Voyons pour terminer «  l'effondrement de toutes les barrières ». Une sorte de bouquet final. D'abord, tout Etat en difficulté sera placé sous l’égide du mécanisme européen de stabilité, (le M.E.S). C'est une sorte de FMI, qui a exactement la fonction de la Troïka en Grèce. Contrôle des décisions, et détention des aides, afin de s'assurer qu'elles seront bien affectées. « Bien », c'est-à-dire à destination du remboursement du crédit. Assurons-nous que tout l'argent prêté, sur lequel on se ruine en intérêts, sera directement reversé aux banques françaises, allemandes, etc... On sent nettement poindre une séparation du monde entre créanciers et débiteurs.
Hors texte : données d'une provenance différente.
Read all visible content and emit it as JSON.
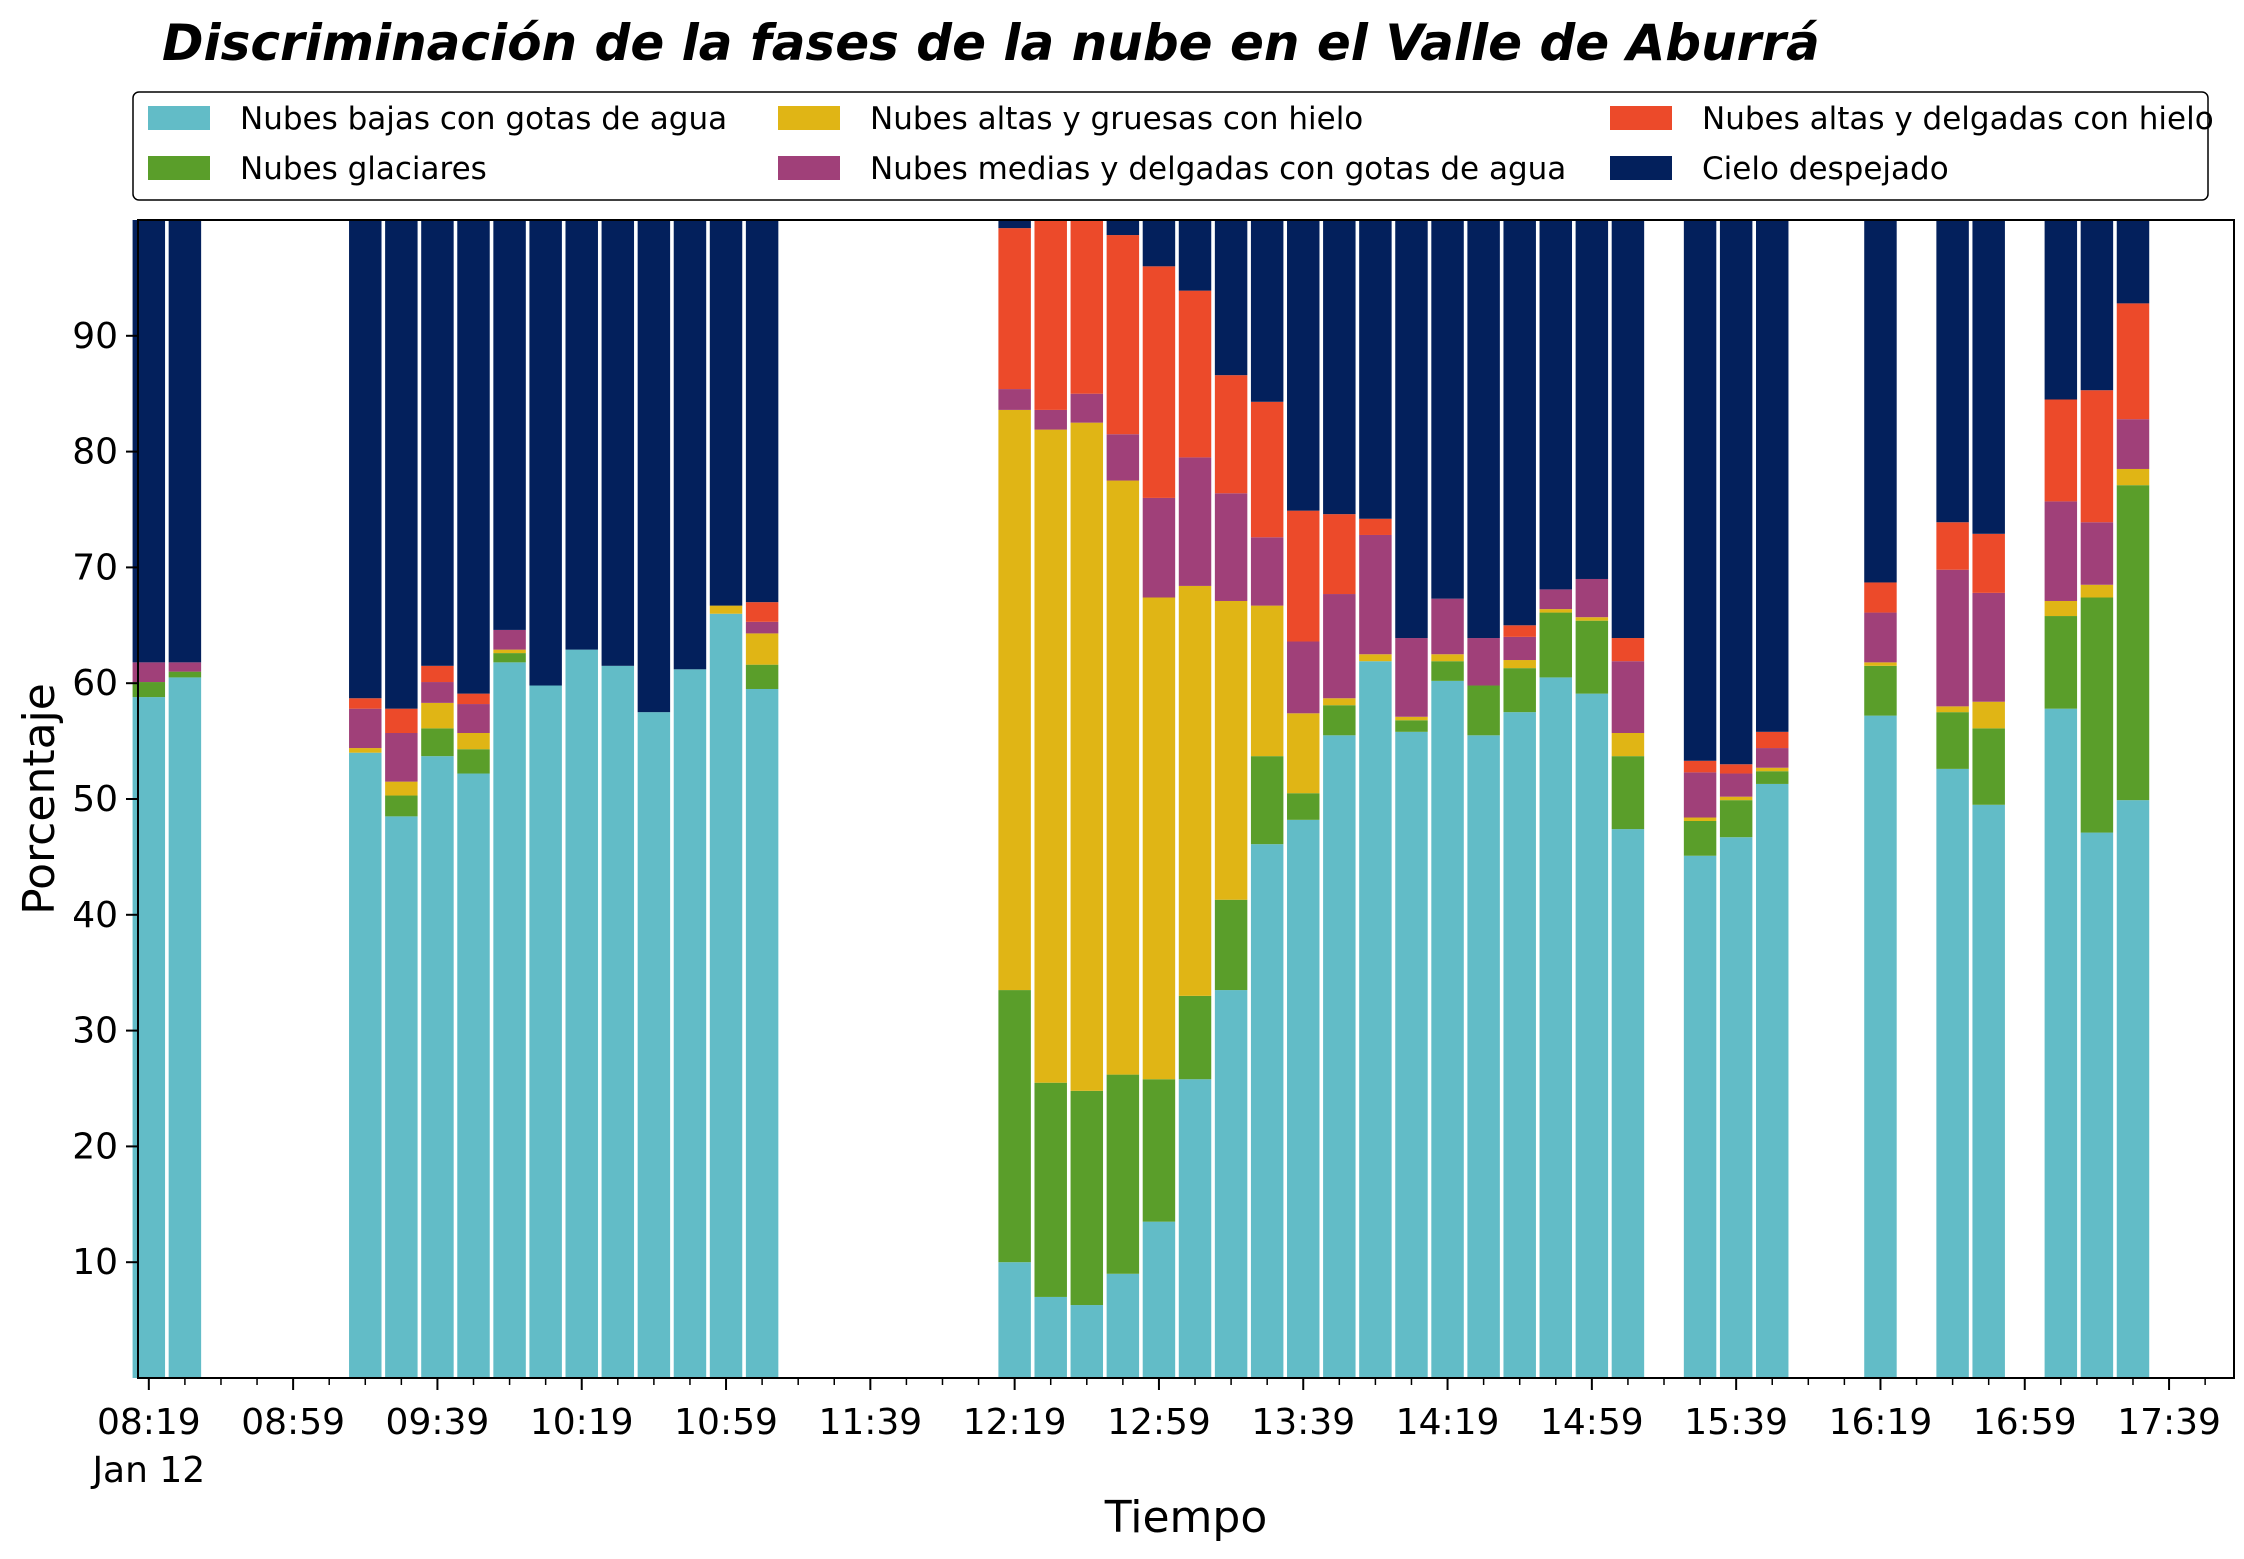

D'ailleurs toutes ces mesures autoritaires de mise sous tutelle pourront s'appliquer à n'importe quel état en difficulté, sauf... L'Allemagne et la France! Ils ne font même plus l'effort de faire semblant, d'être un minimum hypocrites pour ménager les susceptibilités.

And the winner is...

 

Cette histoire de Règle d'Or me fait de plus en plus penser à un Pacte d'Acier, de sinistre mémoire. Heureusement, il a mal fini. Enfin, maintenant, lorsque vous entrendrez parler du nouveau traité ou du mécanisme européen de stabilité, vous vous méfierez. Et si vous n'en entendez pas parler, faites encore plus attention. Ceux qui ont près de chez eux un mouvement d'opposition à cette chose immonde, peuvent peut-être envisager de s'y joindre. Il y a matière.

 

Bonne St Valentin.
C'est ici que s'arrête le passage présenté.